Happy days are here again: Twilio stock price surges after going public

Cloud communications company Twilio, Inc. went public on the New York Stock Exchange Thursday in a sign that is being interpreted as being a return of happy days for tech initial public offerings (IPOs).

Shares in Twilio, listed as TWLO, floated at $15 a share, up from an initial price guidance of $12-$14 a share, and closed its first day of trading up a remarkable 91.93 percent at $28.79, with a market capitalization of $2.03 billion.

Twilio is the third company to float in 2016, and follows network equipment maker Acacia Communications Inc.’s successful float in May and Dell, Inc. spinoff SecureWork’s not so successful float in April; of note Twilio was the largest tech company to go public since Atlassian Ltd floated in December 2015, and was the best first-day performance for a tech IPO this year.
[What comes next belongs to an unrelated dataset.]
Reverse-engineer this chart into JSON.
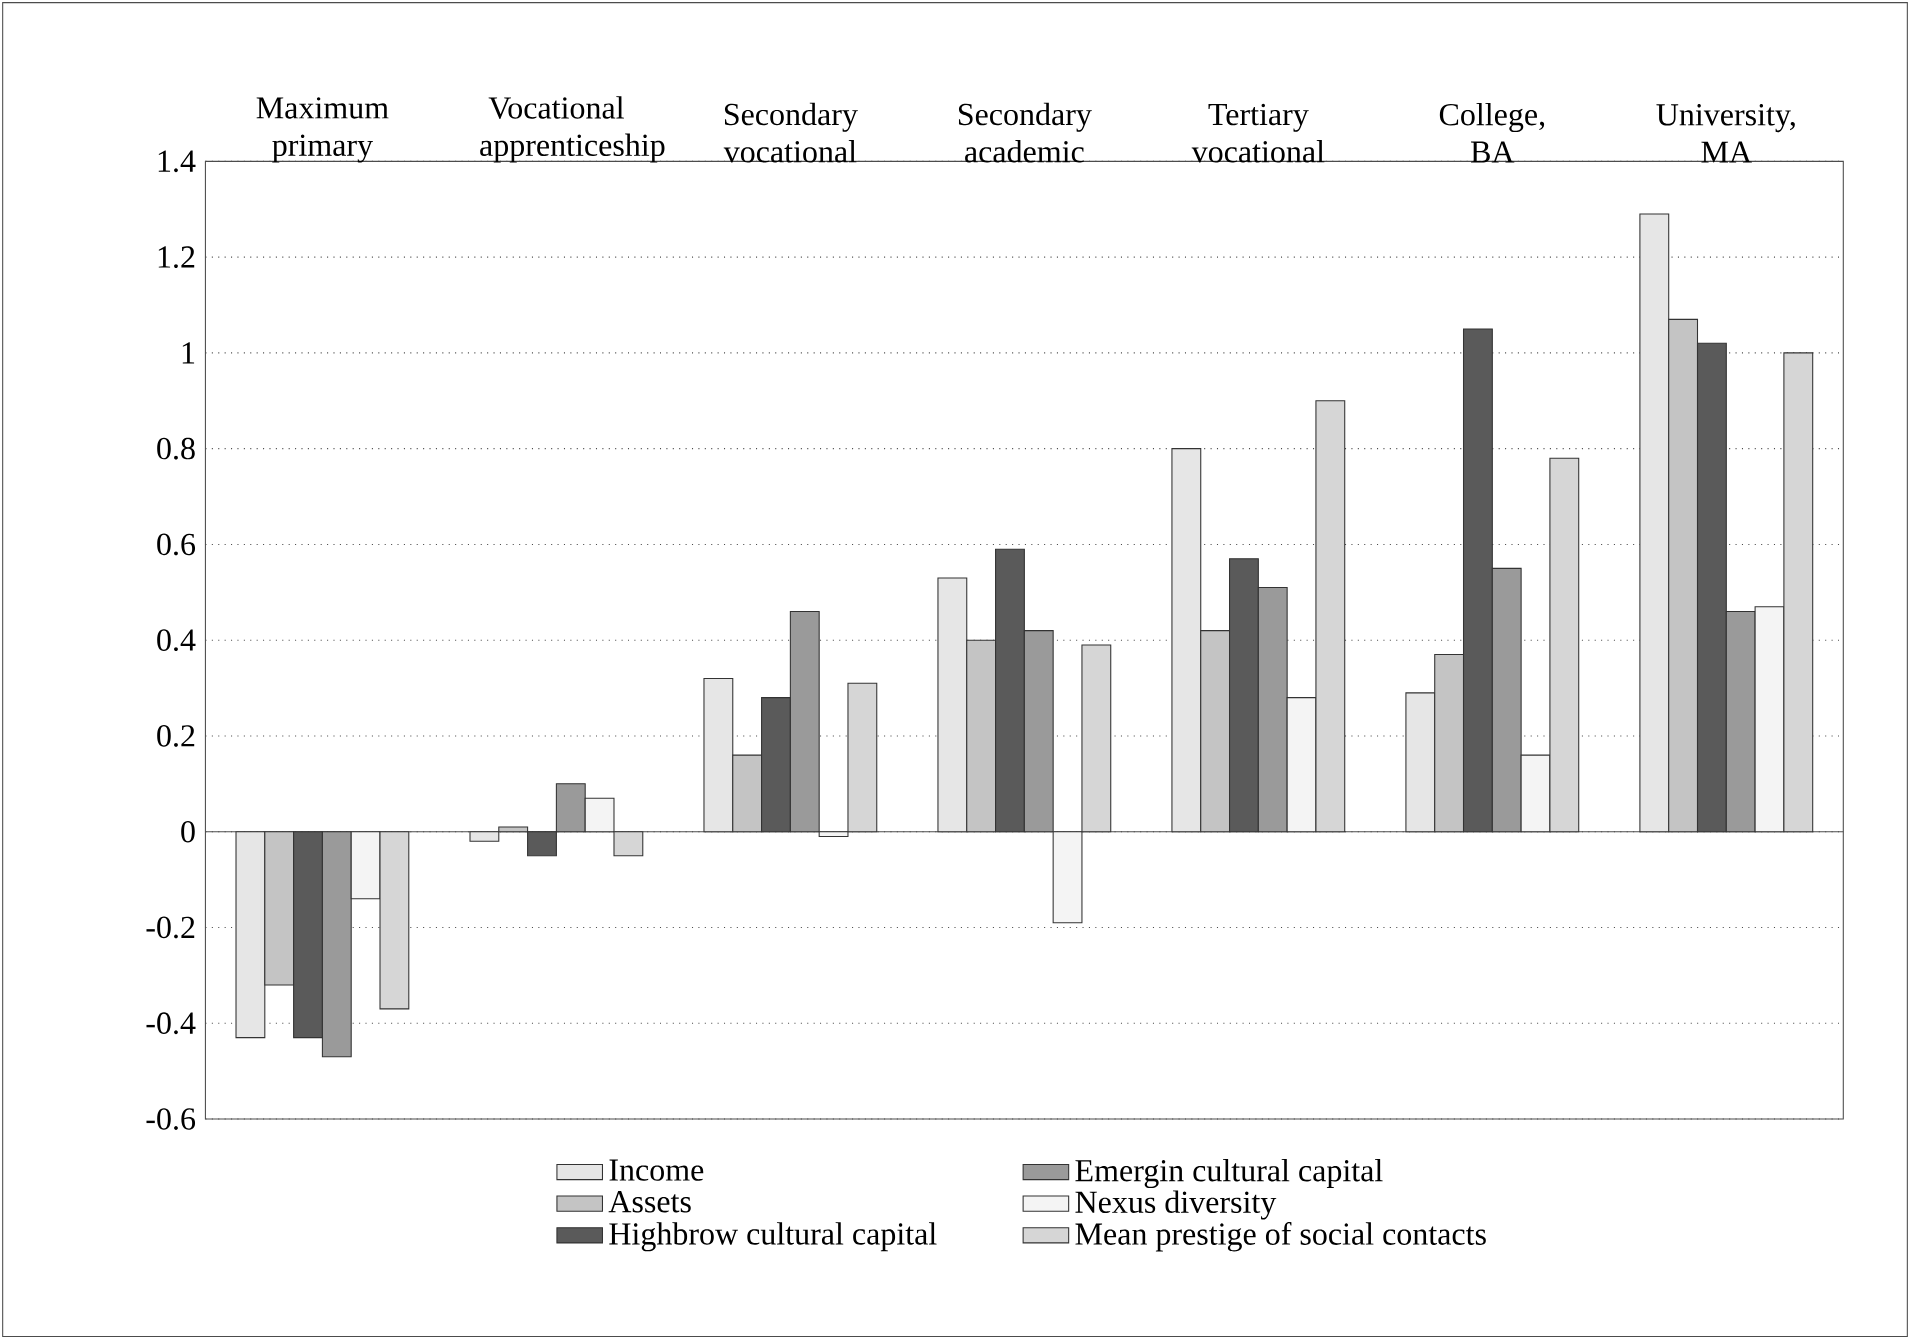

According to The Wall Street Journal analysts and fund managers attributed the success to a confluence of factors, from the company’s potential growth to the broader stock-market rally on Thursday to T. Rowe Price Group Inc.’s backing the company’s stock offering.

While Twilio went into its float having reported a loss of $35.5 million in 2015, it reported revenue of $166 million for the same period with 88 percent year-on-year growth.

“This is another major milestone for Twilio and a point in time in our long term plan,” Twilio Chief Executive Officer and Founder Jeff Lawson told Venturebeat. “We built the company to the point where the IPO made sense to us, and we’re looking forward to the next decade and beyond as a successful public company.”

Happy days

The success of Twilio’s float will give a clear sign to many tech companies that have been sitting on the sidelines pondering a public float that, underlying market fundamentals, are supportive after a long lull in serious IPOs.

Twilio’s successful float does need to be taken conditionally however: unlike a number of tech floats last year from unprofitable online companies, and ongoing poor performance of companies such as Twitter, Inc., Twilio had relatively low losses with strong growth prospects and the market recognized that.

Companies who are burning money with no short term plans to become profitable may well still be considered poorly by the market should they decide to go public.

All that said Twilio’s float may be the spark the tech industry needed to embrace IPOs again so expect to see more tech firms announcing they will be going public in the months ahead.